Five little ways to make the most of study abroad

Everyone’s advice before studying abroad is always, “Make the most of it, because it all goes by too quickly.” But how exactly do you do that, and what are the easiest ways to make your experience more meaningful? After three semesters abroad, here are my top tips on making the most of this special experience.

Travel If you’re in Europe, budget airlines, trains, and bus systems will take you around the continent for a discounted rate. See as much of the world as you can, chances are, you’ll only have this opportunity a handful of times.


Spend time in your host country That said, it can be easy to spend every weekend in a new city when you’re abroad. Focus your energy on the country you chose to study in. Getting to know the culture, people, and environment of your chosen study abroad location is an experience you’ll always treasure.

Eat local Skip McDonald’s! One of my personal guidelines for being abroad is to never spend money on a meal that you could get at home. If you’re on a budget, try some street food in your new country. Between haggis in Scotland, and stroopwaffels in Amsterdam, the local street cuisine is always exciting and top-notch.


Put down the phone Yes, it’s tempting to Instagram every meal or major tourist attraction, but life is only measured in moments. Looking back, you’ll be glad you seized every opportunity for new adventures instead of worrying about the amount of likes on a photo. Be sure to be living for yourself and not your social media followers. Be wholly present in your new surroundings.

Engage with locals It’s tempting to stay comfortable within your group that you studied abroad with, and only travel and socialize with a familiar cohort. In order to maximize your study abroad experience, it’s crucial to get to know the local people and customs. Life begins at the end of your comfort zone.


4 thoughts on “Five little ways to make the most of study abroad

  1. Both times I’ve lived abroad (currently fast approaching the end of my second stint in France), I’ve found that time has a nasty habit of speeding up right at the end!

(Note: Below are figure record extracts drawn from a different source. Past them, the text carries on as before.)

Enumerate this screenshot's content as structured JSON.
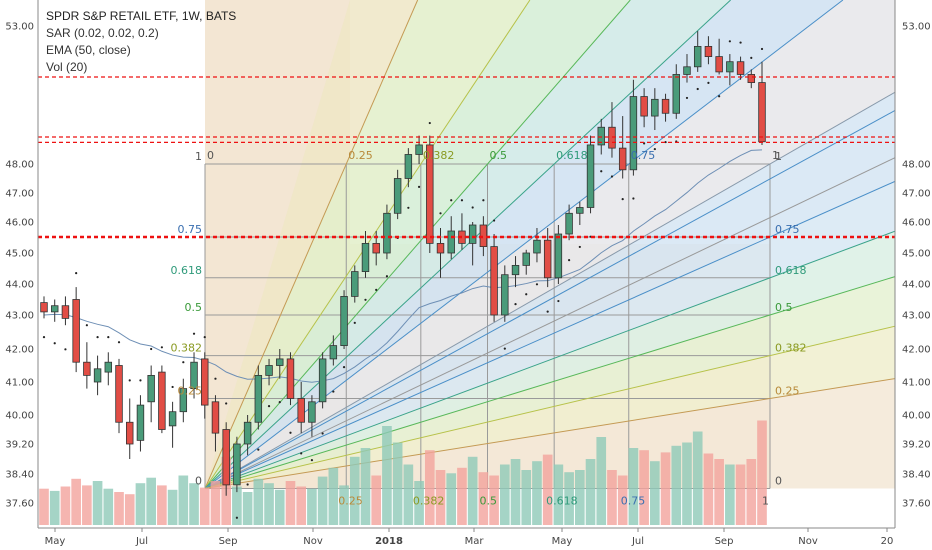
{
  "legend": {
    "title": "SPDR S&P RETAIL ETF, 1W, BATS",
    "sar": "SAR (0.02, 0.02, 0.2)",
    "ema": "EMA (50, close)",
    "vol": "Vol (20)"
  },
  "chart_data": {
    "type": "candlestick",
    "title": "SPDR S&P RETAIL ETF, 1W, BATS",
    "x_tick_labels": [
      "May",
      "Jul",
      "Sep",
      "Nov",
      "2018",
      "Mar",
      "May",
      "Jul",
      "Sep",
      "Nov",
      "20"
    ],
    "y_tick_labels": [
      "37.60",
      "38.40",
      "39.20",
      "40.00",
      "41.00",
      "42.00",
      "43.00",
      "44.00",
      "45.00",
      "46.00",
      "47.00",
      "48.00",
      "53.00"
    ],
    "ylim": [
      37.2,
      53.5
    ],
    "horizontal_levels": [
      {
        "label": "51.00",
        "value": 51.0,
        "color": "#ee1111"
      },
      {
        "label": "48.85",
        "value": 48.85,
        "color": "#ee1111"
      },
      {
        "label": "48.68",
        "value": 48.68,
        "color": "#ee1111"
      },
      {
        "label": "45.50",
        "value": 45.5,
        "color": "#ee1111"
      }
    ],
    "fib_grid": {
      "price_levels": [
        {
          "label": "1",
          "value": 48.0
        },
        {
          "label": "0.75",
          "value": 45.5
        },
        {
          "label": "0.618",
          "value": 44.2
        },
        {
          "label": "0.5",
          "value": 43.0
        },
        {
          "label": "0.382",
          "value": 41.8
        },
        {
          "label": "0.25",
          "value": 40.5
        },
        {
          "label": "0",
          "value": 38.0
        }
      ],
      "time_levels_top": [
        "0",
        "0.25",
        "0.382",
        "0.5",
        "0.618",
        "0.75",
        "1"
      ],
      "time_levels_bottom": [
        "0.25",
        "0.382",
        "0.5",
        "0.618",
        "0.75",
        "1"
      ]
    },
    "candles": [
      [
        43.4,
        43.6,
        42.9,
        43.1
      ],
      [
        43.1,
        43.5,
        42.8,
        43.3
      ],
      [
        43.3,
        43.6,
        42.7,
        42.9
      ],
      [
        43.5,
        43.9,
        41.3,
        41.6
      ],
      [
        41.6,
        42.2,
        40.8,
        41.2
      ],
      [
        41.0,
        41.8,
        40.6,
        41.4
      ],
      [
        41.3,
        41.9,
        40.9,
        41.6
      ],
      [
        41.5,
        41.7,
        39.5,
        39.8
      ],
      [
        39.8,
        40.5,
        38.8,
        39.2
      ],
      [
        39.3,
        40.6,
        39.0,
        40.3
      ],
      [
        40.4,
        41.5,
        39.8,
        41.2
      ],
      [
        41.3,
        41.5,
        39.5,
        39.6
      ],
      [
        39.7,
        40.4,
        39.1,
        40.1
      ],
      [
        40.1,
        41.1,
        39.8,
        40.8
      ],
      [
        40.8,
        41.9,
        40.5,
        41.6
      ],
      [
        41.7,
        41.9,
        39.9,
        40.3
      ],
      [
        40.4,
        40.6,
        39.0,
        39.5
      ],
      [
        39.6,
        39.8,
        37.8,
        38.1
      ],
      [
        38.1,
        39.4,
        37.9,
        39.2
      ],
      [
        39.2,
        40.0,
        38.9,
        39.8
      ],
      [
        39.8,
        41.5,
        39.6,
        41.2
      ],
      [
        41.2,
        41.7,
        40.9,
        41.5
      ],
      [
        41.5,
        42.0,
        41.1,
        41.7
      ],
      [
        41.7,
        41.9,
        40.3,
        40.5
      ],
      [
        40.5,
        41.0,
        39.5,
        39.8
      ],
      [
        39.8,
        40.6,
        39.4,
        40.4
      ],
      [
        40.4,
        41.9,
        40.2,
        41.7
      ],
      [
        41.7,
        42.4,
        41.5,
        42.1
      ],
      [
        42.1,
        43.8,
        42.0,
        43.6
      ],
      [
        43.6,
        44.6,
        43.4,
        44.4
      ],
      [
        44.4,
        45.7,
        44.2,
        45.3
      ],
      [
        45.3,
        45.7,
        44.6,
        45.0
      ],
      [
        45.0,
        46.6,
        44.8,
        46.3
      ],
      [
        46.3,
        47.8,
        46.1,
        47.5
      ],
      [
        47.5,
        48.5,
        47.2,
        48.3
      ],
      [
        48.3,
        48.9,
        48.0,
        48.6
      ],
      [
        48.6,
        48.9,
        45.0,
        45.3
      ],
      [
        45.3,
        45.8,
        44.2,
        45.0
      ],
      [
        45.0,
        46.2,
        44.8,
        45.7
      ],
      [
        45.7,
        46.3,
        45.1,
        45.3
      ],
      [
        45.3,
        46.0,
        44.6,
        45.9
      ],
      [
        45.9,
        46.2,
        44.9,
        45.2
      ],
      [
        45.2,
        45.6,
        42.8,
        43.0
      ],
      [
        43.0,
        44.6,
        42.8,
        44.3
      ],
      [
        44.3,
        44.9,
        43.9,
        44.6
      ],
      [
        44.6,
        45.1,
        44.3,
        45.0
      ],
      [
        45.0,
        45.8,
        44.7,
        45.4
      ],
      [
        45.4,
        45.8,
        43.9,
        44.2
      ],
      [
        44.2,
        45.9,
        44.0,
        45.6
      ],
      [
        45.6,
        46.6,
        45.4,
        46.3
      ],
      [
        46.3,
        46.7,
        45.9,
        46.5
      ],
      [
        46.5,
        48.9,
        46.3,
        48.6
      ],
      [
        48.6,
        49.5,
        48.3,
        49.2
      ],
      [
        49.2,
        50.1,
        48.2,
        48.5
      ],
      [
        48.5,
        49.6,
        47.5,
        47.8
      ],
      [
        47.8,
        50.9,
        47.6,
        50.3
      ],
      [
        50.3,
        50.6,
        49.2,
        49.6
      ],
      [
        49.6,
        50.6,
        49.1,
        50.2
      ],
      [
        50.2,
        50.4,
        49.4,
        49.7
      ],
      [
        49.7,
        51.5,
        49.5,
        51.1
      ],
      [
        51.1,
        51.9,
        50.8,
        51.4
      ],
      [
        51.4,
        52.8,
        51.2,
        52.2
      ],
      [
        52.2,
        52.6,
        51.5,
        51.8
      ],
      [
        51.8,
        52.5,
        51.1,
        51.2
      ],
      [
        51.2,
        51.9,
        50.7,
        51.6
      ],
      [
        51.6,
        51.8,
        50.9,
        51.1
      ],
      [
        51.1,
        51.3,
        50.6,
        50.8
      ],
      [
        50.8,
        51.6,
        48.6,
        48.7
      ]
    ],
    "volume_heights": [
      0.33,
      0.31,
      0.35,
      0.42,
      0.36,
      0.4,
      0.33,
      0.3,
      0.28,
      0.38,
      0.43,
      0.36,
      0.32,
      0.45,
      0.38,
      0.34,
      0.4,
      0.62,
      0.35,
      0.3,
      0.42,
      0.38,
      0.32,
      0.4,
      0.35,
      0.33,
      0.44,
      0.52,
      0.36,
      0.62,
      0.7,
      0.45,
      0.9,
      0.75,
      0.55,
      0.4,
      0.68,
      0.5,
      0.47,
      0.52,
      0.62,
      0.48,
      0.45,
      0.55,
      0.6,
      0.5,
      0.58,
      0.64,
      0.55,
      0.48,
      0.5,
      0.6,
      0.8,
      0.5,
      0.45,
      0.7,
      0.68,
      0.58,
      0.66,
      0.72,
      0.75,
      0.85,
      0.65,
      0.6,
      0.55,
      0.55,
      0.6,
      0.95
    ]
  },
  "colors": {
    "up": "#4a9b7a",
    "down": "#e14d45",
    "ema": "#6e8fb5",
    "sar": "#222222",
    "level": "#ee1111"
  }
}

I travelled a lot more the first time I lived abroad – mostly within France, but also to other neighbouring countries – but this time I didn’t have so much free time, so a lot of my time has been spent exploring the city I’m based in. (Though no hard feelings on that one, as Lyon is a beautiful city!) I’m impressed that you tried haggis as most Brits can’t stomach the thought of it – I tried it several years ago, and haven’t eaten it since!


    1. Hi Rosie! I definitely agree with that, it goes all too quickly. I have seen a little bit of France (Biarritz and Paris) and am dying to see Lyon!

      Liked by 1 person

      1. Time flies when you’re having fun, as the saying goes! I’ve never been to Biarritz, but have heard good things about it. Lyon’s great – an ideal weekend city break, but you could easily spend more time in the area and explore other towns, vineyards, natural parks etc.